The study, focusing on the planetary nature of thirteen objects of interest from the TESS mission, confirms the existence of five new planets around red dwarf or M-type stars, which are smaller and cooler than our Sun.
The planets lie within or very near the "Neptunian desert," a region noted for the scarcity of planets with characteristics similar to those of Neptune.
The distribution of planets in the over five thousand distant solar systems discovered to date forms a complex puzzle. There is a region in the planetary orbit graph, known as the "Neptunian desert", where very few Neptune-like planets with orbits of between two and four days period around their star have been recorded to date. Now, a scientific team led by the IAA-CSIC and the IAC has validated, using a novel technique, new planets around red dwarf stars located precisely in this desert. The finding is published in the journal Astronomy & Astrophysics.
The research aimed to clarify the planetary nature of thirteen TESS Objects of Interest (TOIs), detected by NASA’s exoplanet search mission. “These objects could be either planets or other bodies that photometrically resemble them, such as brown dwarfs – considered the link between low-mass stars and large gas giants – or binary star systems,” explains Alberto Peláez Torres, a researcher at the Instituto de Astrofísica de Andalucía (IAA-CSIC) and the Instituto de Astrofísica de Canarias (IAC), who leads the study.
AN INNOVATIVE METHODOLOGY
When selecting the most suitable method to identify the nature of these unclassified planetary objects, the host star –around which they orbit– plays a key role. In some cases, there are planets orbiting stars whose faintness precludes studies with more traditional techniques. This is precisely the case with red dwarfs, the host stars at the focus of this research.
“M-type stars are ideal for discovering potential small planets orbiting them, due to their low temperature and small size, which reduces the contrast between the radii of the star and the planet,” explains Alberto Peláez (IAA-CSIC).
Thus, the research team opted for an innovative methodology based on multicolour transit photometry, which involves observing a star’s brightness through various colour filters. They used ground-based instruments such as MuSCAT2, MuSCAT3, and LCO-SINISTRO, alongside high spatial resolution observations and TESS light curves. As a result, they validated five of the TESS exoplanet candidates: TOI-1883b, TOI-2274b, TOI-2768b, TOI-4438b, and TOI-5319b.
This work contributes to consolidate multicolor transit photometry as a valid and efficient technique in the field of exoplanets to confirm or rule out the planetary nature of the candidates proposed by the TESS mission," emphasizes Emma Esparza, researcher at the Instituto de Astrofísica de Canarias (IAC) and second author of the paper.

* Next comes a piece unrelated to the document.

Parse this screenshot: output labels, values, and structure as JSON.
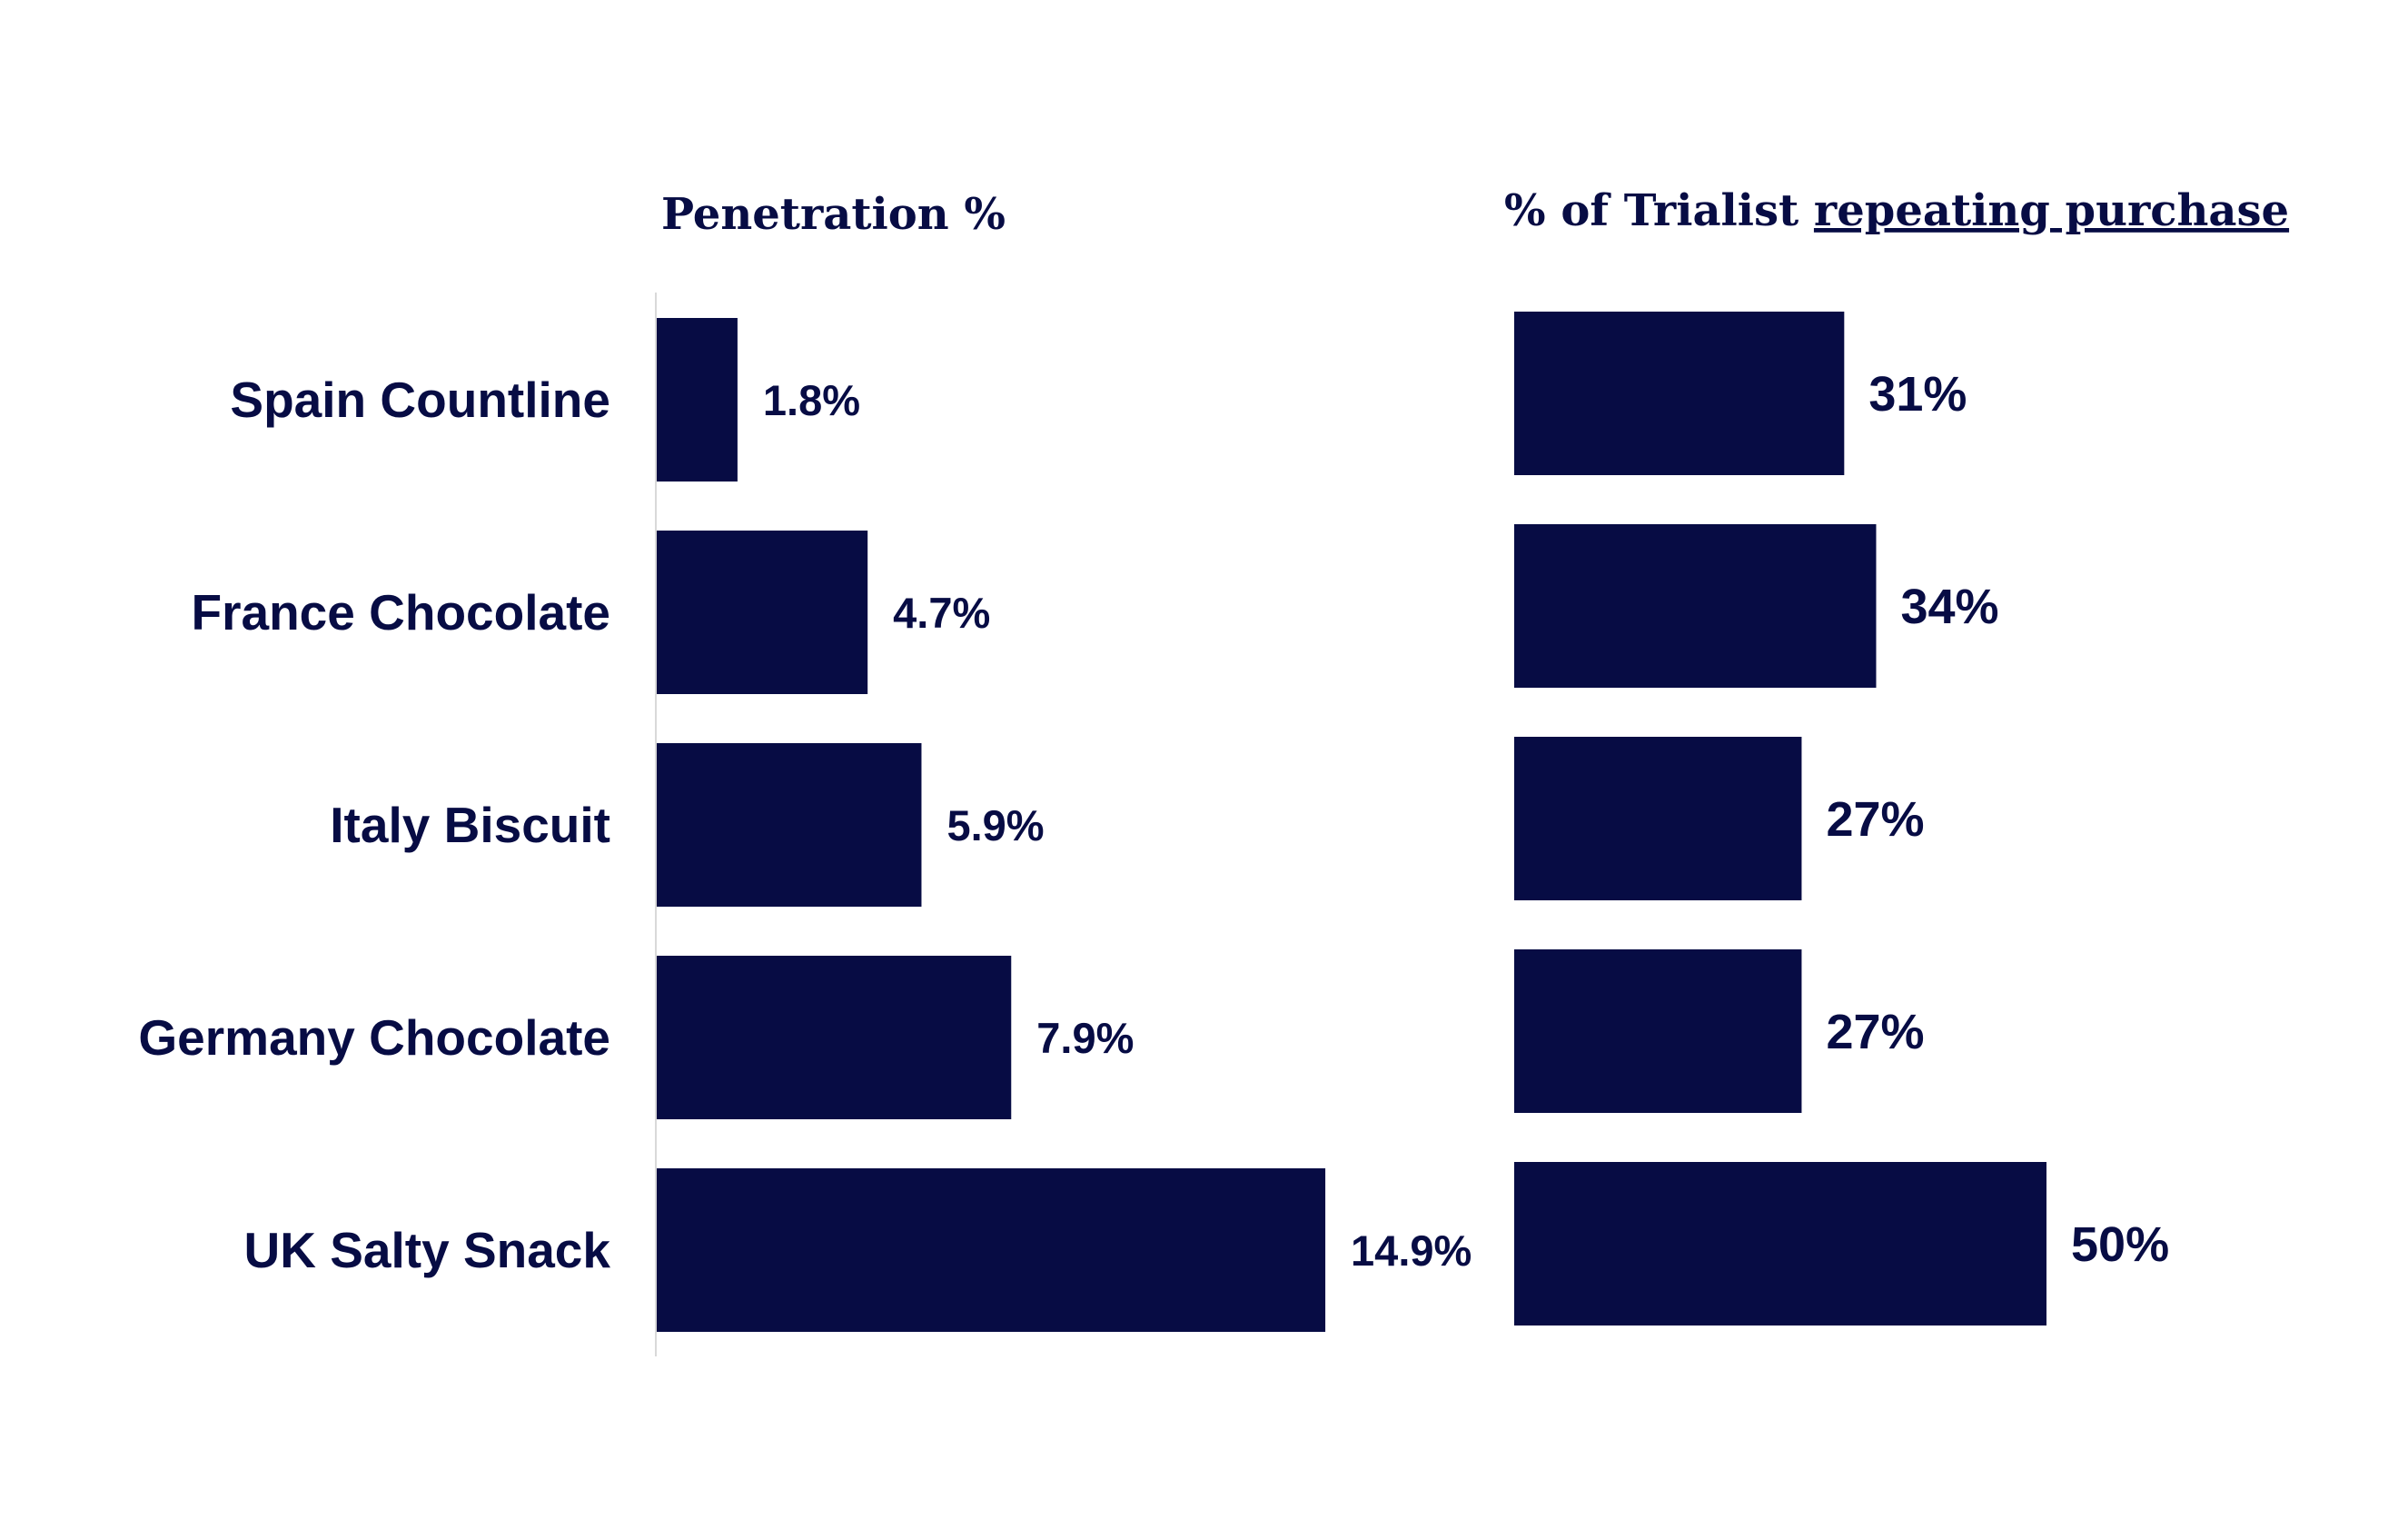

This discovery holds additional significance, as several of the five validated planets, particularly TOI-2768b, are located directly within the Neptunian desert. This region is marked by a scarcity of Neptune-sized planets – four times the Earth’s radius – making the discovery especially unusual. Various studies suggest that physical phenomena in this area “drain” planets of these characteristics, such as atmospheric mass loss due to high-energy irradiation from their star, a process known as photoevaporation.
Artist's rendering of the TESS exoplanet candidate: TOI-2768 b, validated in this work. Comparison with Earth. Credits: NASA (https://science.nasa.gov/exoplanet-catalog/toi-2768-b/)
“The discovery of planets in the Neptunian desert is crucial for advancing exoplanet studies, as investigating their atmospheres could shed light on the phenomena affecting these planets and explain their scarcity in this region,” says Alberto Peláez (IAA-CSIC).
NEW EMPIRICAL DEFINITION OF ITS BOUNDARIES
Over the years, planetary discoveries have shown that the Neptune desert, a concept proposed in 2016 that included planets with orbital periods between one and four days and radii between two and six times that of Earth, does not match the current distribution of exoplanets.
With this premise, the newly published study proposes a revised definition of the Neptune desert, including only planets between two and ten times the size of Earth, which must also orbit very close to their star: if they are at the smaller end of this range, they complete an orbit in one day; if larger, it takes around three days.
The blue shaded region shows the Neptune Desert as defined by Mazeh et al. (2016). The pink shaded region corresponds to that suggested in the new definition of the region proposed in this study. In addition, the location of the validated and non-validated planet candidates is shown in the period-radius diagram. The green polygons show the location of the validated planets. Credit: A. Peláez-Torres et al. A&A, 690 (2024) A62
This study lacks a representative enough sample of validated planets –near or within the Neptunian desert– to provide conclusive statistical data. “Even so, the discovered planets open the door to future studies on their mass, density, and atmospheric characteristics, which could provide key information for understanding the physical nature of this region of space,” concludes Alberto Peláez (IAA-CSIC).